Survivors of child sexual abuse at the hands of paedophile priests have held what's been described as an emotional meeting with Australia's most senior Catholic, Cardinal George Pell, in Rome.
The meeting comes after the Cardinal spent four days testifying before the Royal Commission into Institutional Responses to Child Sexual Abuse via video link.
Both the survivors and the Cardinal say they are now looking to the future, trying to find ways to stop the enduring problem of survivor suicide.
After four days of watching lawyers ask the questions, survivors of child sexual abuse have had a chance to talk directly with Cardinal George Pell.
For nearly two hours, the Cardinal met privately with around a dozen survivors, relatives and supporters from the Ballarat area who had flown to Rome for the hearings.
Survivor David Ridsdale says the meeting was held on good terms.
"What we want to say is we've just had an extremely emotional meeting with Cardinal Pell. We met on a level playing field.* We met as people from Ballarat."

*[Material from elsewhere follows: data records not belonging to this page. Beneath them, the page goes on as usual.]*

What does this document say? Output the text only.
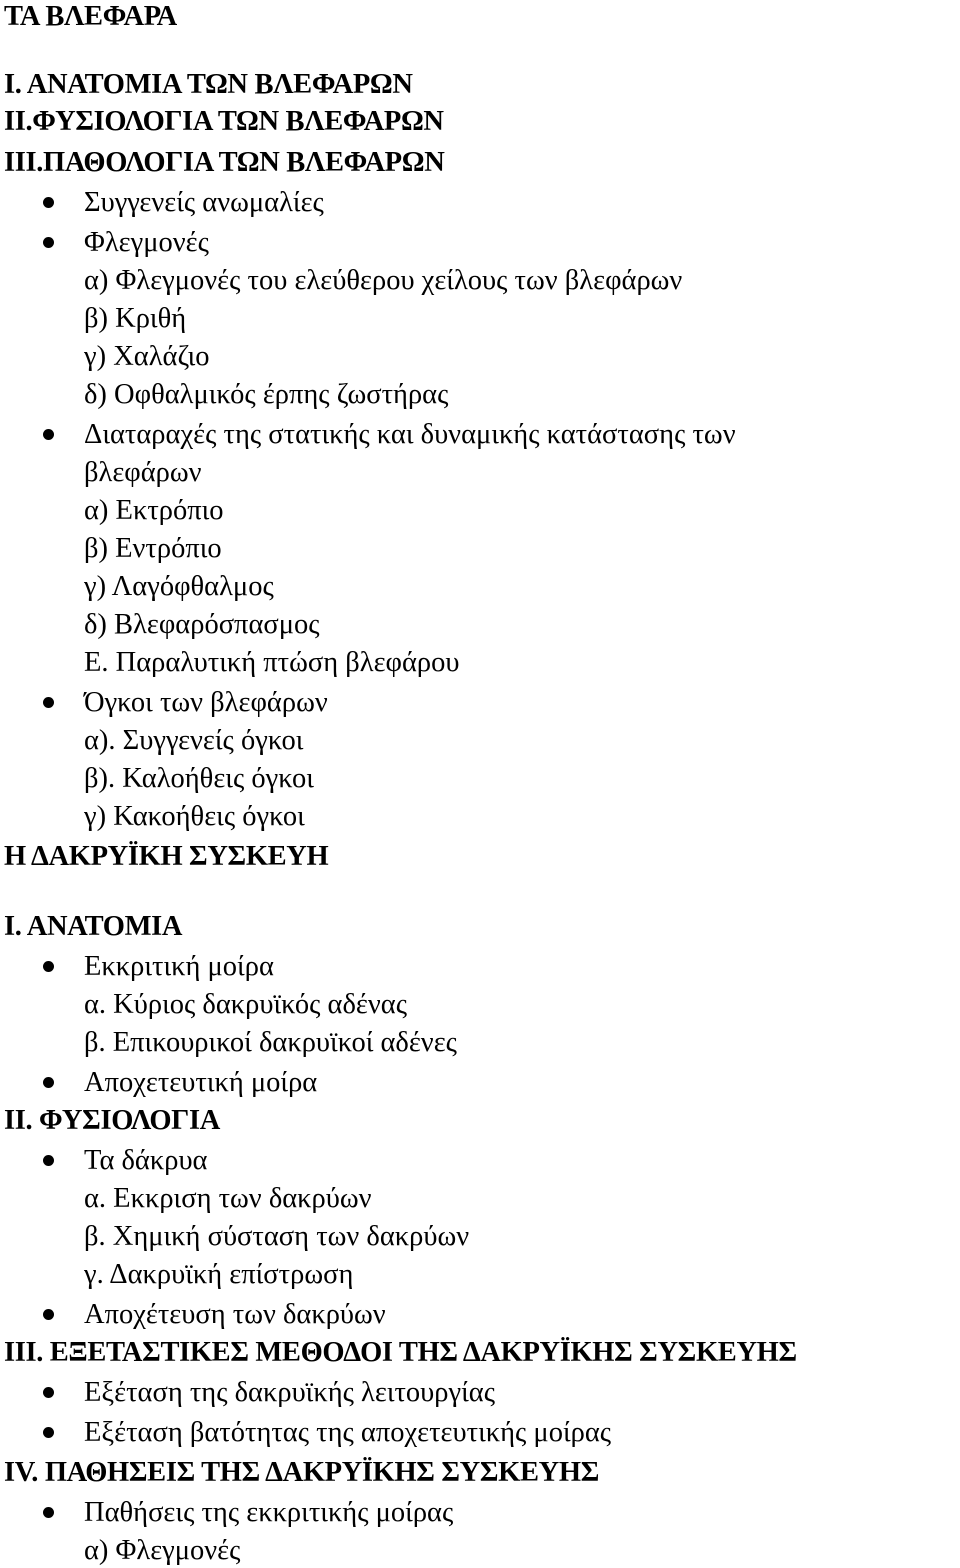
ΤΑ ΒΛΕΦΑΡΑ
Ι. ΑΝΑΤΟΜΙΑ ΤΩΝ ΒΛΕΦΑΡΩΝ
ΙΙ.ΦΥΣΙΟΛΟΓΙΑ ΤΩΝ ΒΛΕΦΑΡΩΝ
ΙΙΙ.ΠΑΘΟΛΟΓΙΑ ΤΩΝ ΒΛΕΦΑΡΩΝ
Συγγενείς ανωμαλίες
Φλεγμονές
α) Φλεγμονές του ελεύθερου χείλους των βλεφάρων
β) Κριθή
γ) Χαλάζιο
δ) Οφθαλμικός έρπης ζωστήρας
Διαταραχές της στατικής και δυναμικής κατάστασης των
βλεφάρων
α) Εκτρόπιο
β) Εντρόπιο
γ) Λαγόφθαλμος
δ) Βλεφαρόσπασμος
Ε. Παραλυτική πτώση βλεφάρου
Όγκοι των βλεφάρων
α). Συγγενείς όγκοι
β). Καλοήθεις όγκοι
γ) Κακοήθεις όγκοι
Η ΔΑΚΡΥΪΚΗ ΣΥΣΚΕΥΗ
Ι. ΑΝΑΤΟΜΙΑ
Εκκριτική μοίρα
α. Κύριος δακρυϊκός αδένας
β. Επικουρικοί δακρυϊκοί αδένες
Αποχετευτική μοίρα
ΙΙ. ΦΥΣΙΟΛΟΓΙΑ
Τα δάκρυα
α. Εκκριση των δακρύων
β. Χημική σύσταση των δακρύων
γ. Δακρυϊκή επίστρωση
Αποχέτευση των δακρύων
ΙΙΙ. ΕΞΕΤΑΣΤΙΚΕΣ ΜΕΘΟΔΟΙ ΤΗΣ ΔΑΚΡΥΪΚΗΣ ΣΥΣΚΕΥΗΣ
Εξέταση της δακρυϊκής λειτουργίας
Εξέταση βατότητας της αποχετευτικής μοίρας
ΙV. ΠΑΘΗΣΕΙΣ ΤΗΣ ΔΑΚΡΥΪΚΗΣ ΣΥΣΚΕΥΗΣ
Παθήσεις της εκκριτικής μοίρας
α) Φλεγμονές
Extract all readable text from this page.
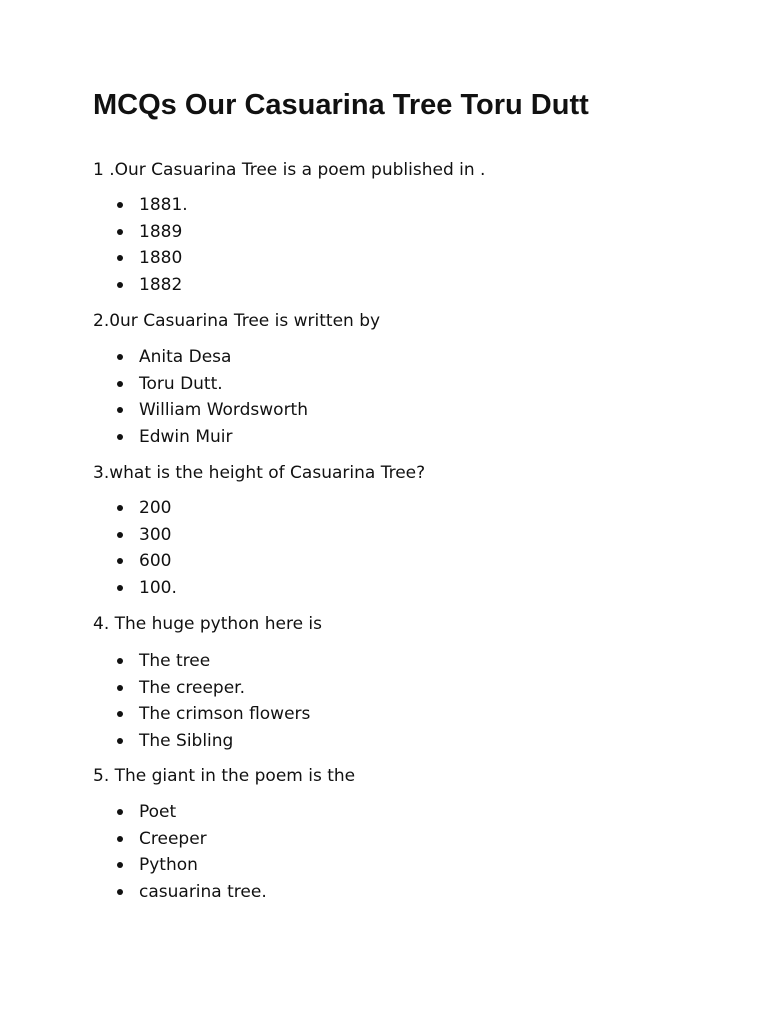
MCQs Our Casuarina Tree Toru Dutt

1 .Our Casuarina Tree is a poem published in .

1881.
1889
1880
1882

2.0ur Casuarina Tree is written by

Anita Desa
Toru Dutt.
William Wordsworth
Edwin Muir

3.what is the height of Casuarina Tree?

200
300
600
100.

4. The huge python here is

The tree
The creeper.
The crimson flowers
The Sibling

5. The giant in the poem is the

Poet
Creeper
Python
casuarina tree.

Cardinal Pell says he wants to help the survivors work with Church institutions in Rome like the Pontifical Commission for the Protection of Minors.
When he emerged from the meeting, the Cardinal read a statement he had written by hand on hotel notepaper.
"It was hard -- an honest and occasionally emotional meeting. I'm committed to working with these people from Ballarat and the surrounding areas. I know many of their families, and I know the goodness of so many people in Catholic Ballarat, a goodness which is not extinguished by the evil that was done."
Both the survivors and the Cardinal say they are looking to the future.
One pressing question is how to curb high suicide rates among those who experienced sexual abuse as children.
Survivors have previously said the suicide rate in Ballarat is higher than the road toll.
Philip Nagle told the royal commission last year one third of his former classmates had taken their own lives.
It has been revealed that, at one point in the 1970s at Mr Nagle's primary school, Saint Alipius, every male teacher and the school chaplain were molesting children.
Cardinal Pell says he will do what he can to help.
"One suicide is too many ... Too many. And there have been many such tragic suicides. I commit myself to working with the group to strive to stop this, so that suicide is not seen as an option for those who are suffering."
It is an issue close to the heart for Anthony Foster, the father of two girls molested by the same priest.
One went on to take her own life.
Outside the Hotel Quirinale, where the meeting with the Cardinal took place, Mr Foster held up an old photograph of his daughters.
"This was my perfect family. And this is the perfect family the Catholic church destroyed through not monitoring its priests."
Meanwhile, in Australia, the royal commission's work is far from over.
Attention has shifted to the grooming and sexual abuse of children at two performing arts centres in Sydney, the Australian Institute of Music and the RG Dance studio.
Up to 23 witnesses are expected to provide evidence in the coming days.